To use spaCy, we first need to install the library.

In [None]:
!pip install -U spacy

## Import Libraries

Then we're going to import `spacy` and `displacy`, a special spaCy module for visualization.

In [1]:
import spacy
from spacy import displacy

We're also going to import the `Counter` module for counting people, places, and things later on; the `pandas` library for organizing and displaying data (we're also changing the pandas default max row and column width display setting).

In [2]:
from collections import Counter

In [3]:
import pandas as pd
pd.set_option("max_rows", 400)
pd.set_option("max_colwidth", 400)

## Download Language Model

Next we need to download the English-language model (`en_core_web_sm`), which will be processing and making predictions about our texts. This is the model that was trained on the annotated "OntoNotes" corpus. You can download the `en_core_web_sm` model by running the cell below:

In [None]:
!python -m spacy download en_core_web_sm

*Note: spaCy offers [models for other languages](https://spacy.io/usage/models#languages) including German, French, Spanish, Portuguese, Italian, Dutch, Greek, Norwegian, and Lithuanian. Languages such as Russian, Ukrainian, Thai, Chinese, Japanese, Korean and Vietnamese don't currently have their own NLP models. However, spaCy offers language and tokenization support for many of these language with external dependencies — such as [PyviKonlpy](https://github.com/konlpy/konlpy) for Korean or [Jieba](https://github.com/fxsjy/jieba) for Chinese.*

## Load Language Model

Once the model is downloaded, we need to load it with `spacy.load()` and assign it to the variable `nlp`.

In [4]:
nlp = spacy.load('en_core_web_sm')

## Create a Processed spaCy Document

In [None]:
filepath = "../texts/history/NYT-Obituaries/1852-Ada-Lovelace.txt"
text = open(filepath, encoding='utf-8').read()
document = nlp(text)

## Get Named Entities

|Type Label|Description|
|--- |--- |
|PERSON|People, including fictional.|
|NORP|Nationalities or religious or political groups.|
|FAC|Buildings, airports, highways, bridges, etc.|
|ORG|Companies, agencies, institutions, etc.|
|GPE|Countries, cities, states.|
|LOC|Non-GPE locations, mountain ranges, bodies of water.|
|PRODUCT|Objects, vehicles, foods, etc. (Not services.)|
|EVENT|Named hurricanes, battles, wars, sports events, etc.|
|WORK_OF_ART|Titles of books, songs, etc.|
|LAW|Named documents made into laws.|
|LANGUAGE|Any named language.|
|DATE|Absolute or relative dates or periods.|
|TIME|Times smaller than a day.|
|PERCENT|Percentage, including ”%“.|
|MONEY|Monetary values, including unit.|
|QUANTITY|Measurements, as of weight or distance.|
|ORDINAL|“first”, “second”, etc.|
|CARDINAL|Numerals that do not fall under another type.|


All the named entities in our `document` can be found in the `document.ents` property. We can access the entity labels by iterating through the `document.ents` with a simple `for` loop and pulling out the `.label_` attribute.

In [None]:
for named_entity in document.ents:
    print(named_entity, named_entity.label_)

## Get People

|Type Label|Description|
|--- |--- |
|PERSON|People, including fictional.|

In [None]:
people = [named_entity.text for named_entity in document.ents if named_entity.label_ == "PERSON"]
people_tally = Counter(people)
df = pd.DataFrame(people_tally.most_common(), columns=['character', 'count'])
df

## Process Long Documents (or Many Documents)
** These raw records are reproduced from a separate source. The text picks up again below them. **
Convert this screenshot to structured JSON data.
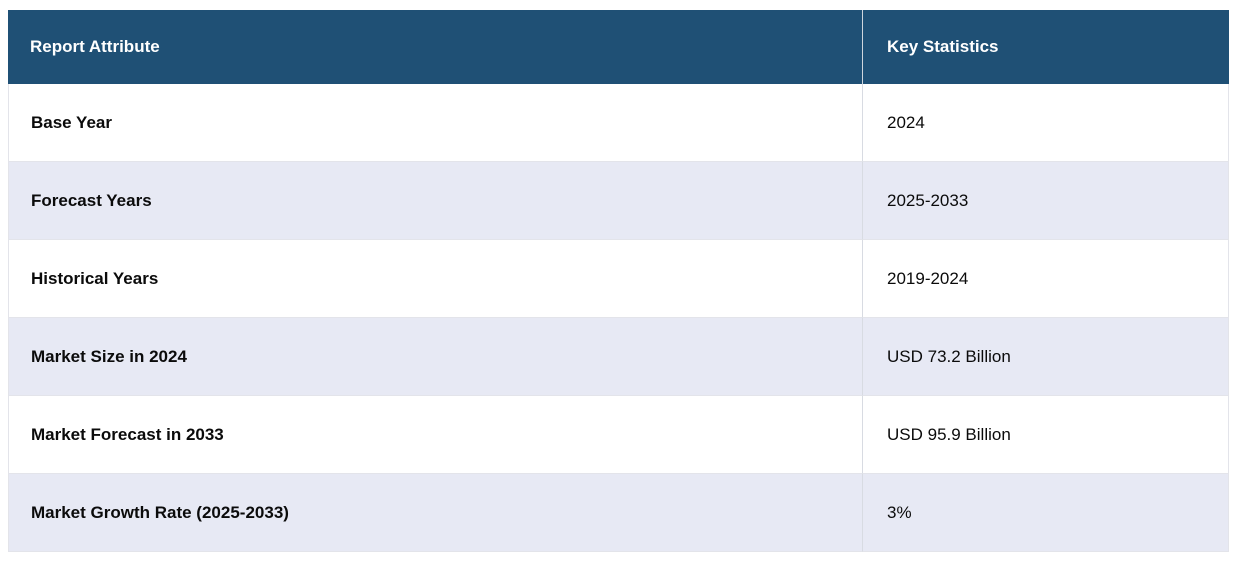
{
  "table": {
    "columns": [
      {
        "label": "Report Attribute"
      },
      {
        "label": "Key Statistics"
      }
    ],
    "rows": [
      {
        "attribute": "Base Year",
        "value": "2024"
      },
      {
        "attribute": "Forecast Years",
        "value": "2025-2033"
      },
      {
        "attribute": "Historical Years",
        "value": "2019-2024"
      },
      {
        "attribute": "Market Size in 2024",
        "value": "USD 73.2 Billion"
      },
      {
        "attribute": "Market Forecast in 2033",
        "value": "USD 95.9 Billion"
      },
      {
        "attribute": "Market Growth Rate (2025-2033)",
        "value": "3%"
      }
    ],
    "colors": {
      "header_bg": "#1f5075",
      "header_text": "#ffffff",
      "row_bg": "#ffffff",
      "row_alt_bg": "#e7e9f4",
      "divider": "#d8dbe2",
      "row_border": "#e3e4ea",
      "body_text": "#0b0b0b"
    }
  }
}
Rather than creating a single processed `document` with `nlp()`, we're going to create a bunch of smaller spaCy `documents` with `nlp.pipe()`. The [`nlp.pipe()`](https://spacy.io/usage/processing-pipelines#processing) method is faster and more efficient when we're processing many documents.

In [None]:
filepath = "../texts/literature/Little-Women.txt"
text = open(filepath, encoding="utf-8").read()

#Split text on line breaks 
chunked_text = text.split('\n')
#Process each chunk of text and return a list of processed documents
chunked_documents = list(nlp.pipe(chunked_text))

We `open()` and `.read()` our text file, then `.split()` the text on every line break `\n` and process each chunk of the text as its own document, returning a list of `chunked_documents`.

To extract people from all the `chunked_documents`, all we need to do is add one more `for` loop to our code and iterate through every document in `chunked_documents`.

In [29]:
people = []
for document in chunked_documents:
    for named_entity in document.ents:
        if named_entity.label_ == "PERSON":
            people.append(named_entity.text)
            
people_tally = Counter(people)

df = pd.DataFrame(people_tally.most_common(), columns=['place', 'count'])
df

Unnamed: 0,place,count
0,Jo,1295
1,Laurie,482
2,Beth,435
3,Amy,424
4,Meg,422
...,...,...
541,Gutenberg-tm,1
542,Project Gutenberg-tm's,1
543,Gregory B. Newby,1
544,Michael S. Hart,1


In [None]:
places = [named_entity.text  for document in chunked_documents for named_entity in document.ents if named_entity.label_ == "GPE"]

places_tally = Counter(places)

df = pd.DataFrame(places_tally.most_common(), columns=['place', 'count'])
df

To write these dataframe to a CSV file, we can use `df.to_csv()`:

In [None]:
#df.to_csv("people.csv", encoding='utf-8', index=False)